Passage des infirmières en catégorie A : petit désaveu pour le gouvernement
Ces tourments, les praticiens hospitaliers les partagent sans conteste avec les infirmières hospitalières, qui durant cette année avait à répondre à un choix que leur soumettait le gouvernement : partir plus tôt à la retraite sans augmentation de salaire ou voir leur statut revalorisé en contrepartie d’un temps d’activité allongé. La réponse a été obtenue le 31 mars : au total, plus de la moitié des infirmières a choisi de conserver le droit à une retraite avant soixante ans plutôt que de s’inscrire en catégorie A. Le responsable du pole ressources humaines à la FHF, Patrick Lambert avait confirmé au printemps dernier que l’âge a souvent été déterminant pour emporter la décision, les infirmières les plus proches de la retraite étant le plus enclines à conserver la possibilité de quitter le plus rapidement possible les couloirs blancs. Ces résultats mitigés furent considérés comme un échec pour le gouvernement par les syndicats.
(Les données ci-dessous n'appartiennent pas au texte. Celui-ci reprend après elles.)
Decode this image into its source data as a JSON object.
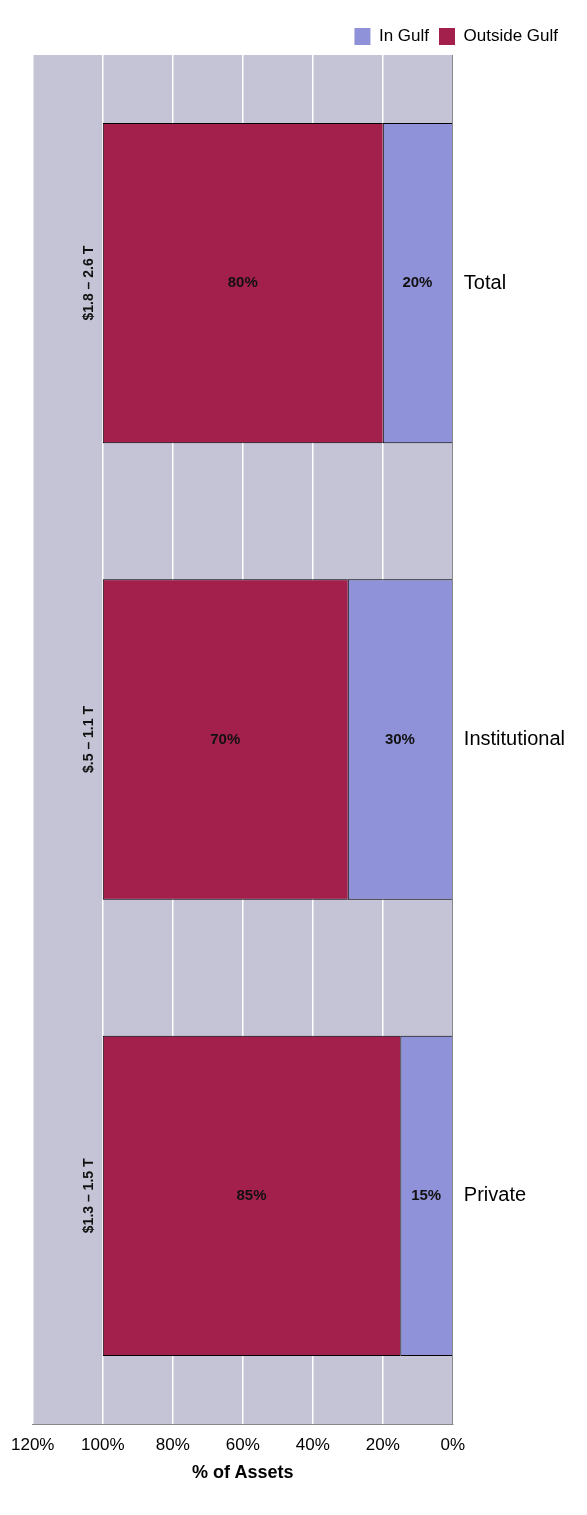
{
  "chart_data": {
    "type": "bar",
    "orientation": "horizontal",
    "stacked": true,
    "categories": [
      "Total",
      "Institutional",
      "Private"
    ],
    "series": [
      {
        "name": "In Gulf",
        "color": "#8f92d8",
        "values": [
          20,
          30,
          15
        ],
        "value_labels": [
          "20%",
          "30%",
          "15%"
        ]
      },
      {
        "name": "Outside Gulf",
        "color": "#a3204c",
        "values": [
          80,
          70,
          85
        ],
        "value_labels": [
          "80%",
          "70%",
          "85%"
        ]
      }
    ],
    "xlim": [
      120,
      0
    ],
    "xticks": [
      {
        "value": 120,
        "label": "120%"
      },
      {
        "value": 100,
        "label": "100%"
      },
      {
        "value": 80,
        "label": "80%"
      },
      {
        "value": 60,
        "label": "60%"
      },
      {
        "value": 40,
        "label": "40%"
      },
      {
        "value": 20,
        "label": "20%"
      },
      {
        "value": 0,
        "label": "0%"
      }
    ],
    "xlabel": "% of Assets",
    "grid": "x",
    "legend": "top right",
    "annotations": [
      "$1.8 – 2.6 T",
      "$.5 – 1.1 T",
      "$1.3 – 1.5 T"
    ]
  }
}
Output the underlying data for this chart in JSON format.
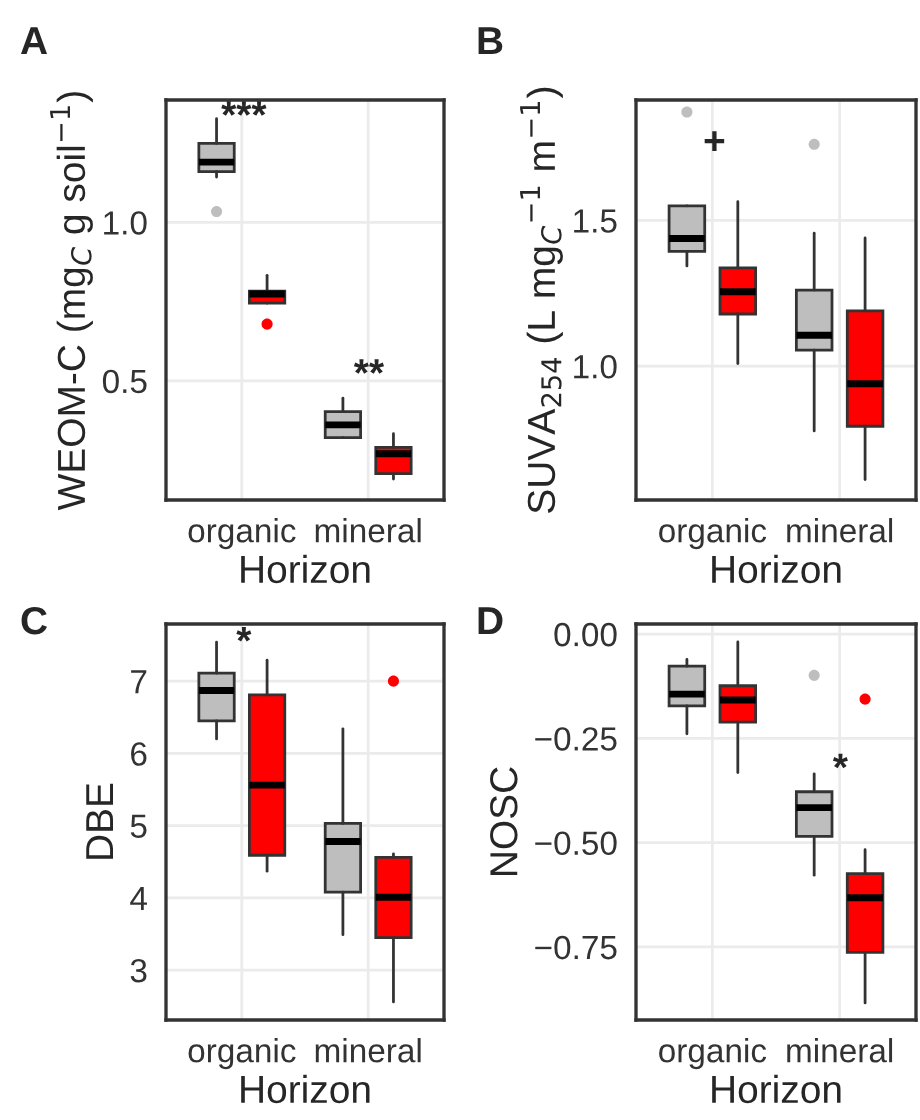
{
  "chart_data": [
    {
      "type": "box",
      "title": "A",
      "xlabel": "Horizon",
      "ylabel": "WEOM-C (mg$_{C}$ g soil$^{−1}$)",
      "categories": [
        "organic",
        "mineral"
      ],
      "ylim": [
        0.124,
        1.386
      ],
      "yticks": [
        {
          "value": 0.5,
          "label": "0.5"
        },
        {
          "value": 1.0,
          "label": "1.0"
        }
      ],
      "grid": true,
      "legend": false,
      "series": [
        {
          "color": "#bebebe",
          "boxes": [
            {
              "low": 1.143,
              "q1": 1.16,
              "median": 1.19,
              "q3": 1.249,
              "high": 1.327,
              "outliers": [
                1.034
              ]
            },
            {
              "low": 0.321,
              "q1": 0.321,
              "median": 0.361,
              "q3": 0.403,
              "high": 0.445
            }
          ]
        },
        {
          "color": "#ff0000",
          "boxes": [
            {
              "low": 0.745,
              "q1": 0.745,
              "median": 0.774,
              "q3": 0.783,
              "high": 0.833,
              "outliers": [
                0.679
              ]
            },
            {
              "low": 0.19,
              "q1": 0.207,
              "median": 0.27,
              "q3": 0.29,
              "high": 0.333
            }
          ]
        }
      ],
      "annotations": [
        "***",
        "**"
      ]
    },
    {
      "type": "box",
      "title": "B",
      "xlabel": "Horizon",
      "ylabel": "SUVA$_{254}$ (L mg$_{C}$$^{−1}$ m$^{−1}$)",
      "categories": [
        "organic",
        "mineral"
      ],
      "ylim": [
        0.541,
        1.913
      ],
      "yticks": [
        {
          "value": 1.0,
          "label": "1.0"
        },
        {
          "value": 1.5,
          "label": "1.5"
        }
      ],
      "grid": true,
      "legend": false,
      "series": [
        {
          "color": "#bebebe",
          "boxes": [
            {
              "low": 1.344,
              "q1": 1.394,
              "median": 1.438,
              "q3": 1.55,
              "high": 1.55,
              "outliers": [
                1.872
              ]
            },
            {
              "low": 0.778,
              "q1": 1.055,
              "median": 1.106,
              "q3": 1.261,
              "high": 1.456,
              "outliers": [
                1.761
              ]
            }
          ]
        },
        {
          "color": "#ff0000",
          "boxes": [
            {
              "low": 1.009,
              "q1": 1.179,
              "median": 1.255,
              "q3": 1.337,
              "high": 1.564
            },
            {
              "low": 0.611,
              "q1": 0.794,
              "median": 0.94,
              "q3": 1.19,
              "high": 1.44
            }
          ]
        }
      ],
      "annotations": [
        "+"
      ]
    },
    {
      "type": "box",
      "title": "C",
      "xlabel": "Horizon",
      "ylabel": "DBE",
      "categories": [
        "organic",
        "mineral"
      ],
      "ylim": [
        2.31,
        7.79
      ],
      "yticks": [
        3,
        4,
        5,
        6,
        7
      ],
      "grid": true,
      "legend": false,
      "series": [
        {
          "color": "#bebebe",
          "boxes": [
            {
              "low": 6.2,
              "q1": 6.45,
              "median": 6.87,
              "q3": 7.11,
              "high": 7.54
            },
            {
              "low": 3.49,
              "q1": 4.08,
              "median": 4.78,
              "q3": 5.03,
              "high": 6.34
            }
          ]
        },
        {
          "color": "#ff0000",
          "boxes": [
            {
              "low": 4.37,
              "q1": 4.59,
              "median": 5.56,
              "q3": 6.81,
              "high": 7.29
            },
            {
              "low": 2.56,
              "q1": 3.45,
              "median": 4.01,
              "q3": 4.56,
              "high": 4.61,
              "outliers": [
                7.0
              ]
            }
          ]
        }
      ],
      "annotations": [
        "*"
      ]
    },
    {
      "type": "box",
      "title": "D",
      "xlabel": "Horizon",
      "ylabel": "NOSC",
      "categories": [
        "organic",
        "mineral"
      ],
      "ylim": [
        -0.925,
        0.024
      ],
      "yticks": [
        {
          "value": -0.75,
          "label": "−0.75"
        },
        {
          "value": -0.5,
          "label": "−0.50"
        },
        {
          "value": -0.25,
          "label": "−0.25"
        },
        {
          "value": 0.0,
          "label": "0.00"
        }
      ],
      "grid": true,
      "legend": false,
      "series": [
        {
          "color": "#bebebe",
          "boxes": [
            {
              "low": -0.239,
              "q1": -0.172,
              "median": -0.144,
              "q3": -0.077,
              "high": -0.061
            },
            {
              "low": -0.578,
              "q1": -0.485,
              "median": -0.416,
              "q3": -0.378,
              "high": -0.335,
              "outliers": [
                -0.099
              ]
            }
          ]
        },
        {
          "color": "#ff0000",
          "boxes": [
            {
              "low": -0.332,
              "q1": -0.211,
              "median": -0.158,
              "q3": -0.124,
              "high": -0.019
            },
            {
              "low": -0.884,
              "q1": -0.763,
              "median": -0.632,
              "q3": -0.574,
              "high": -0.517,
              "outliers": [
                -0.156
              ]
            }
          ]
        }
      ],
      "annotations": [
        "*"
      ]
    }
  ]
}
L’Ordre infirmier va-t-il prendre une retraite anticipée ?
Chez les infirmières libérales, c’est l’Ordre des infirmiers qui fut menacée en 2011 de prendre sa retraite anticipée. L’année a en effet été riche en turbulences pour cette institution qui a finalement vu démissionner son intransigeante première présidente qui refusait si vigoureusement que soit diminué le montant d'une cotisation si décriée. Ce changement de pouvoir n’empêcha pas l’Ordre infirmier de frôler cet été le dépôt de bilan, sauvé in extremis très probablement par un coup de pouce présidentiel. Aujourd’hui, l’Ordre infirmier va un peu mieux ayant augmenté le nombre de ses cotisants. Néanmoins, le semblant de confiance retrouvé reste très précaire en particulier en raison d’une hostilité toujours prégnante d’un grand nombre d’infirmières hospitalières et d’une position plutôt ambiguë du gouvernement.
PACES : une paix mitigée
L’approche d’une nouvelle année incite enfin à s’interroger sur l’avenir, sur ces nouvelles infirmières et ces nouveaux médecins qui demain nous soigneront. L’année 2011 voyait à cet égard mise en place la nouvelle mouture de la première année des études médicales (la PACES), avec des inquiétudes que l’annonce d’une augmentation du numerus clausus pour 2012 ne semblent pas avoir totalement atténuées.